The first step to utilizing custom operations is to configure your Teraslice
nodes to point to the directory containing your custom code, this is done by
setting the assets_directory
setting in the teraslice
section of your
configuration file as shown below.
...
teraslice:
assets_directory: '/app/source/assets/'
...
This directory must contain a package.json
, a assets
directory with your
custom operations, and the node_modules
required by your custom code.
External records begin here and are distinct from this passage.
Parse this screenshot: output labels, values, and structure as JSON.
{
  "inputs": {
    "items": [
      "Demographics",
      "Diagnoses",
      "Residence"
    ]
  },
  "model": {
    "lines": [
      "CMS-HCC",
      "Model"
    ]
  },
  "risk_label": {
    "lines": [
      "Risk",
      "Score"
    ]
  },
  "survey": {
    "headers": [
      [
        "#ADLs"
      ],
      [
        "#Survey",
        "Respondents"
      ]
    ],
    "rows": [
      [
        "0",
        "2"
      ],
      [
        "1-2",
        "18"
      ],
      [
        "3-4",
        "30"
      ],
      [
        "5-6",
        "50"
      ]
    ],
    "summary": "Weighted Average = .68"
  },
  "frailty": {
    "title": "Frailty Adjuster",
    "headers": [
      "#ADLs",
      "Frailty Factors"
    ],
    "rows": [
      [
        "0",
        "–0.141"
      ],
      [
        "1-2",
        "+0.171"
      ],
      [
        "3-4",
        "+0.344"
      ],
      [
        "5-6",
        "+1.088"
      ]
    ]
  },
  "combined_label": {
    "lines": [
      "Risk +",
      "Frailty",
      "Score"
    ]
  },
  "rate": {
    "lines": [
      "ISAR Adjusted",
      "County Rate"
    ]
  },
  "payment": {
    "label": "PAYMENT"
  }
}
It
will look something like this:
.
├── node_modules
│ └── lodash
├── package.json
└── assets
├── asset.json
└── count.js
In order to decrease the size of your asset bundle keepy the devDependencies
and any test files at the top-level of the asset bundle
and not within the assets
directory.
An asset.json
is used to define a bundle of operations, it contains a name and version.
{
"name": "example",
"version": "1.0.0"
}
A job configuration that makes use of a custom operator would simply call the operator just like any other operator, as shown below:
{
"name": "Update Rate Test",
"lifecycle": "once",
"workers": 1,
"operations": [{
"_op": "elasticsearch_data_generator",
"size": 5000
},
{
"_op": "count"
},
{
"_op": "elasticsearch_index_selector",
"index": "update-test-1",
"type": "events"
},
{
"_op": "elasticsearch_bulk",
"size": 5000
}
]
}
The count
operator used above simply logs the execution of the operator and
counts the number of records passed in with the data object, it could be
implemented as shown below:
'use strict';
function newProcessor(context, opConfig, jobConfig) {
var logger = context.foundation.makeLogger('count', 'count', {
module: 'count',
});
return function(data) {
logger.info('Inside custom processor \'count\'');
logger.info('Number of items in data: ' + Object.keys(data).length);
return data;
};
}
// A schema function is required on all operations. It can be used to verify
// that jobs meet the requirements of your custom processor or it can just
// return an empty object if you want to skip this type of validation.
function schema() {
return {};
}
//optional, used to validate settings within the same op
function op_validation(op) {
if (op.id_start_key && !op.set_id) {
throw new Error('elasticsearch_data_generator is mis-configured, id_start_key must be used with set_id parameter, please set the missing parameters')
}
}
//optional, used to validate settings across different ops
function post_validation(job, sysconfig) {
var opConfig = job.operations.find(op => op._op === 'elasticsearch_data_generator');
if (opConfig.set_id) {
var indexSelectorConfig = job.operations.find(function(op) {
return op._op === 'elasticsearch_index_selector';
});
if (!indexSelectorConfig.id_field) {
throw new Error('elasticsearch_data_generator is mis-configured, set_id must be used in tandem with id_field which is set in elasticsearch_index_selector')
}
if (indexSelectorConfig.id_field !== 'id') {
throw new Error('id_field set in elasticsearch_index_selector must be set to "id" when elasticsearch_data_generator is creating ids')
}
}
}
//optional, used to change the slicer queue length
function slicerQueueLength(jobConfig){
// the fully validated job configuration file
// should return a num >= 1
//or return 'QUEUE_MINIMUM_SIZE' which will make the queue dynamic to the number of workers
}
module.exports = {
newProcessor: newProcessor,
schema, schema,
op_validation: op_validation,
post_validation: post_validation,
slicerQueueLength: slicerQueueLength
}